Latimer sacudió la cabeza.

—Sin embargo —declaró Peters—, se trata de una
verdadera
fotografía mía, tomada hace tres años. No me he molestado en engañar a nadie. Simplemente ocurre que no soy fotogénico, eso es todo. Pocas personas lo son. La cámara es una mentirosa estupenda. Dimitrios pudo haber utilizado fotografías de cualquier persona con el mismo tipo de cara que la de Visser. Esta fotografía que le he mostrado hace unos instantes es de alguien parecido a Visser.

—Si Dimitrios vive todavía, ¿dónde está?

—Aquí, en París —Peters se inclinó hacia adelante y palmeó una rodilla de Latimer—. Ha sido usted muy razonable —dijo con tono amable—. Se lo contaré todo, mister Latimer.

—Es muy amable de su parte —replicó el escritor, con un gesto de amargura.

—¡No! ¡No! Usted tiene
derecho
a saberlo —protestó Peters calurosamente, antes de fruncir los labios y estirarlos hacia adelante, en ese gesto de las personas que saben muy bien distinguir lo justo de lo injusto—. Se lo contaré todo —repitió antes de encender otro cigarro.

»Tal como usted puede suponer —prosiguió—, todos estábamos enojados con Dimitrios. Algunos le prometieron vengarse. Pero yo, mister Latimer, jamás he sido un hombre que me haya gustado darme de cabeza contra las paredes. Dimitrios había desaparecido y no había modo de encontrarle.

»Una vez olvidadas las vejaciones de la vida en prisión, purgué el odio de mi corazón y me dediqué a viajar, para recuperar así mi sentido de la proporción. Me he convertido en un vagabundo, mister Latimer. Algún pequeño negocio aquí, otro pequeño negocio allí, viajes, meditación… ésa ha sido mi vida. Hace un par de años, me encontré con Vissner, en Roma.
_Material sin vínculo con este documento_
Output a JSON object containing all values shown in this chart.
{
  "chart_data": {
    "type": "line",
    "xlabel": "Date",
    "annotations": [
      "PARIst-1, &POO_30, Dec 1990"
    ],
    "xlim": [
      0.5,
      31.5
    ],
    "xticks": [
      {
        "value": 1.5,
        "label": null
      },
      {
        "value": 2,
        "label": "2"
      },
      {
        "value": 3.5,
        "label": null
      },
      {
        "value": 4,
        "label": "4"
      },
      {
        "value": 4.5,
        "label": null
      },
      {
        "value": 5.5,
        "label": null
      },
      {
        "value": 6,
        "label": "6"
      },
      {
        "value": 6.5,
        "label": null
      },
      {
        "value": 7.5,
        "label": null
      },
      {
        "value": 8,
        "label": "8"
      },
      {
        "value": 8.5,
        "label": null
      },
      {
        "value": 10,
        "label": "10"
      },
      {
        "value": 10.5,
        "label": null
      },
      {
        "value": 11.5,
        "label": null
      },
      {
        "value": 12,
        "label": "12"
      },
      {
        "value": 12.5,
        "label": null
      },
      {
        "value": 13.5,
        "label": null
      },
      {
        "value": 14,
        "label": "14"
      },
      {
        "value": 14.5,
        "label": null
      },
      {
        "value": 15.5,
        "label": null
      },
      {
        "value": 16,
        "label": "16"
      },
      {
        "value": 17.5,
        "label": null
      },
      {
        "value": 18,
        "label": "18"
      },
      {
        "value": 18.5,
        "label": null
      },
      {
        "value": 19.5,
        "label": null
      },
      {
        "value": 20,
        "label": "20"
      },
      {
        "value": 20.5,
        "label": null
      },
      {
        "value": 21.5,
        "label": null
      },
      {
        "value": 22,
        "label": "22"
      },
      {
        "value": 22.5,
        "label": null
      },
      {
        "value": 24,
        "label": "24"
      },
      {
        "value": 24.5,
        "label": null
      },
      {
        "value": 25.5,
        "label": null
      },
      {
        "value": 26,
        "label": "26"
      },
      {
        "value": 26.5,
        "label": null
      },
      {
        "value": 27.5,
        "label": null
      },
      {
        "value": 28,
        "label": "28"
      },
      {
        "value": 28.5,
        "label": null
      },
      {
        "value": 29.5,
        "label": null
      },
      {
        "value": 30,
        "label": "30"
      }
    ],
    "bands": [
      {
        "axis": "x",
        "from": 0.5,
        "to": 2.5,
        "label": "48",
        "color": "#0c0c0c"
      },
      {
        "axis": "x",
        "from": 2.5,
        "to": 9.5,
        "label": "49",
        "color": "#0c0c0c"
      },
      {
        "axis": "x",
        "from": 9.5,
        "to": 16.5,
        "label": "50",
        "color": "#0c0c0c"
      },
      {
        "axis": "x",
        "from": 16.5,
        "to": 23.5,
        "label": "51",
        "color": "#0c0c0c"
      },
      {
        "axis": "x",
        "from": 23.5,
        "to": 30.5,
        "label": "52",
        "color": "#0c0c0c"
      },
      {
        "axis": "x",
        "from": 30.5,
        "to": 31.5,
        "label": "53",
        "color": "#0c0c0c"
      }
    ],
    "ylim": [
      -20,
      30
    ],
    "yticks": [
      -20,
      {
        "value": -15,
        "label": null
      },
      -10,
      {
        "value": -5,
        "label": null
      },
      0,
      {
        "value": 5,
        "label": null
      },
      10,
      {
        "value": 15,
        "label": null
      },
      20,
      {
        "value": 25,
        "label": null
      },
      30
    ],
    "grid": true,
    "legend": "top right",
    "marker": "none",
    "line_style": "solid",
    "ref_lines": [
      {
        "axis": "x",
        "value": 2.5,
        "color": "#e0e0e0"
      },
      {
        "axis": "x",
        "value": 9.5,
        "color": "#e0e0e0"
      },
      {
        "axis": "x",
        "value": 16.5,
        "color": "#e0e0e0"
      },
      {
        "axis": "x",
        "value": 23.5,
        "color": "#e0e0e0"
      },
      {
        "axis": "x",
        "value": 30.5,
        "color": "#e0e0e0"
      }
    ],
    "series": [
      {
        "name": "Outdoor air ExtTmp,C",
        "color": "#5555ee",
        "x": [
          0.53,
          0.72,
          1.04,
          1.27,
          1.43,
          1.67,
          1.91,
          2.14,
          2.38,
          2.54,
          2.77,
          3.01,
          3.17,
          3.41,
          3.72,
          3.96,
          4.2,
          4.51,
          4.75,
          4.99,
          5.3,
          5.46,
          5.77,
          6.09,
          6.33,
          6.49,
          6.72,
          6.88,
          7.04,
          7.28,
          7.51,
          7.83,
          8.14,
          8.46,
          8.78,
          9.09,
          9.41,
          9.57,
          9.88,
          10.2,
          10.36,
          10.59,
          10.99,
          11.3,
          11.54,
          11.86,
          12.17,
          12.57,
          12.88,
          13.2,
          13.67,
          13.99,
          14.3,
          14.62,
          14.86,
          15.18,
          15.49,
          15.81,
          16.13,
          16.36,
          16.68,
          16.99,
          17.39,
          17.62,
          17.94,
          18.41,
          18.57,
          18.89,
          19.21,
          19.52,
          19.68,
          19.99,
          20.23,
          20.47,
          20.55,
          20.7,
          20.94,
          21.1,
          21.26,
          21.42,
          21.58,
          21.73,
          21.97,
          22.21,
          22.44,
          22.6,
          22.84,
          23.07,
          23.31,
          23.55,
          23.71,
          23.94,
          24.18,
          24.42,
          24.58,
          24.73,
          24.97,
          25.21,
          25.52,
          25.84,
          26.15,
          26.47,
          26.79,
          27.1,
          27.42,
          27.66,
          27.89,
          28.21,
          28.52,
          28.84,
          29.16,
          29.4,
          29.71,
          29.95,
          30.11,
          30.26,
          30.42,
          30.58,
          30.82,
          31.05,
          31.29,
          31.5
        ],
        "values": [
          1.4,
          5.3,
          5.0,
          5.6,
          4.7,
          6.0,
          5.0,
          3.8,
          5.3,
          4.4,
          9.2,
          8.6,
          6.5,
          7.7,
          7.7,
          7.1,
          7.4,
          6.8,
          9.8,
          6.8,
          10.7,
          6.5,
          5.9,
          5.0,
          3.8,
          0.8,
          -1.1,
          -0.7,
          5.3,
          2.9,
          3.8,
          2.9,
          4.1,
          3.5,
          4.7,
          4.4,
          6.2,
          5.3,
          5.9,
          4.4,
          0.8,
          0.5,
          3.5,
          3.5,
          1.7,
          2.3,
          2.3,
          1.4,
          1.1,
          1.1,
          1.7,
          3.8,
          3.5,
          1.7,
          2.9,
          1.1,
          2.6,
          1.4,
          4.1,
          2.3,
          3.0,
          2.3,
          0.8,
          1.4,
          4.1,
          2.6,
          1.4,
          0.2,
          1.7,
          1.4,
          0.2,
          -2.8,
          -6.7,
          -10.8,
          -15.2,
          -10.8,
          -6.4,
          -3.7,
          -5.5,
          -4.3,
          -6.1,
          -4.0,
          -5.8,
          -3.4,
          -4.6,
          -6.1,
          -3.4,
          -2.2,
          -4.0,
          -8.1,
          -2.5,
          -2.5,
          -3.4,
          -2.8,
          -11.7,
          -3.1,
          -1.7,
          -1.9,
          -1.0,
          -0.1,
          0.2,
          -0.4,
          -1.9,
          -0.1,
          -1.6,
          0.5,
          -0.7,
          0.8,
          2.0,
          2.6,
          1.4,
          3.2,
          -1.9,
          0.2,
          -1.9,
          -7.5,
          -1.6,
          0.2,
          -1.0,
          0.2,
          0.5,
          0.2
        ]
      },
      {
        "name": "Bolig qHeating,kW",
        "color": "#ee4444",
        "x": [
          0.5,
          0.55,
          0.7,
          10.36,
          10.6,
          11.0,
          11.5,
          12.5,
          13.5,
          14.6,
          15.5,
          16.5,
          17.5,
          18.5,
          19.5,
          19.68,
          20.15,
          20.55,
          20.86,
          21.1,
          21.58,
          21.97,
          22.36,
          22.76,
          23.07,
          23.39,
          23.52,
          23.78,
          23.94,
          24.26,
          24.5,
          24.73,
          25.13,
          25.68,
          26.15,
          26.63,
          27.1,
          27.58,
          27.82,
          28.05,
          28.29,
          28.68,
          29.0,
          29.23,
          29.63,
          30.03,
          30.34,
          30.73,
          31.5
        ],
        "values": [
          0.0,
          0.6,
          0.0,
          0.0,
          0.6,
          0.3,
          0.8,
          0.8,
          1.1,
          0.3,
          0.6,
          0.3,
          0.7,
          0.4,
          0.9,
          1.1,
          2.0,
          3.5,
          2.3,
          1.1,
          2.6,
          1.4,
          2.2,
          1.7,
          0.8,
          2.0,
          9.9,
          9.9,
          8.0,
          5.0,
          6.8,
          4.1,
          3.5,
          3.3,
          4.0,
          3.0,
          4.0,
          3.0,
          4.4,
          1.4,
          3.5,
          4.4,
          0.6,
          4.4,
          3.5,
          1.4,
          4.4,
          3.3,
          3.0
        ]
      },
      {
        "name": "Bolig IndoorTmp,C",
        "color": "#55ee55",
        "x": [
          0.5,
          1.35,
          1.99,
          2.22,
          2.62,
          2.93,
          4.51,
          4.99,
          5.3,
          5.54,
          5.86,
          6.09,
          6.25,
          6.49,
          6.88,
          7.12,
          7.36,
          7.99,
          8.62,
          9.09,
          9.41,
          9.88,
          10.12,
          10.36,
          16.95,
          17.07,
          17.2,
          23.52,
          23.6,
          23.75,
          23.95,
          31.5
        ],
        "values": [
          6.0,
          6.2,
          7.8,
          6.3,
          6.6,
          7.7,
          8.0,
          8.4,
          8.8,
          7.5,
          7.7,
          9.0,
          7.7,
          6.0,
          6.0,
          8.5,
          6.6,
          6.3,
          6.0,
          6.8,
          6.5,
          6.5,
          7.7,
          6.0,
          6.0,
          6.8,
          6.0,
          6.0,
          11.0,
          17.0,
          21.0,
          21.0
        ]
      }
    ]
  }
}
»Como supondrá, no le había visto durante los últimos cinco años. ¡Pobre hombre! Había pasado muy duras penalidades. Pocos meses después de haber salido de la cárcel, agobiado por apuros de dinero, había falsificado un cheque. Le condenaron otra vez: tres años de prisión; después, cuando cumplió la pena, le deportaron. No tenía siquiera un céntimo y no podía trabajar en Francia, donde conocía gente que le habría sido útil. Creo que no puedo reprocharle que se haya dejado vencer por una gran amargura.

»Me pidió que le prestara algún dinero. Nos habíamos encontrado en un café y me explicó que debía ir a Zurich para comprar un nuevo pasaporte, pero no tenía el dinero necesario. Su pasaporte holandés no le servía, porque en él constaba su verdadero nombre. Me hubiera gustado echarle una mano: aunque jamás me había caído muy bien, su situación me parecía deplorable. Sin embargo, me negué a prestarle dinero.

»Ante mi negativa se irritó y no hacía más que acusarme de no confiar en que él sabría pagar una deuda de honor; sin duda, era una tontería hablar de esa manera. Después comenzó a implorarme. Podía probar, me dijo, que podría pagar ese dinero y entonces me confesó algunas cosas interesantes.

»Ya le he dicho que Visser sabía algo más que nosotros acerca de Dimitrios. Sí, sabía bastante más. Había conseguido, a costa de no pocos problemas, averiguar ciertos detalles. Todo ocurrió después de aquella tarde en que él empuñó su pistola para amenazar a Dimitrios; aquella tarde en la que Dimitrios le había vuelto la espalda. Nadie había desafiado de ese modo a Visser antes y él quiso saber quién era aquel hombre que le había humillado. En fin, ésta es la explicación que yo me he hecho.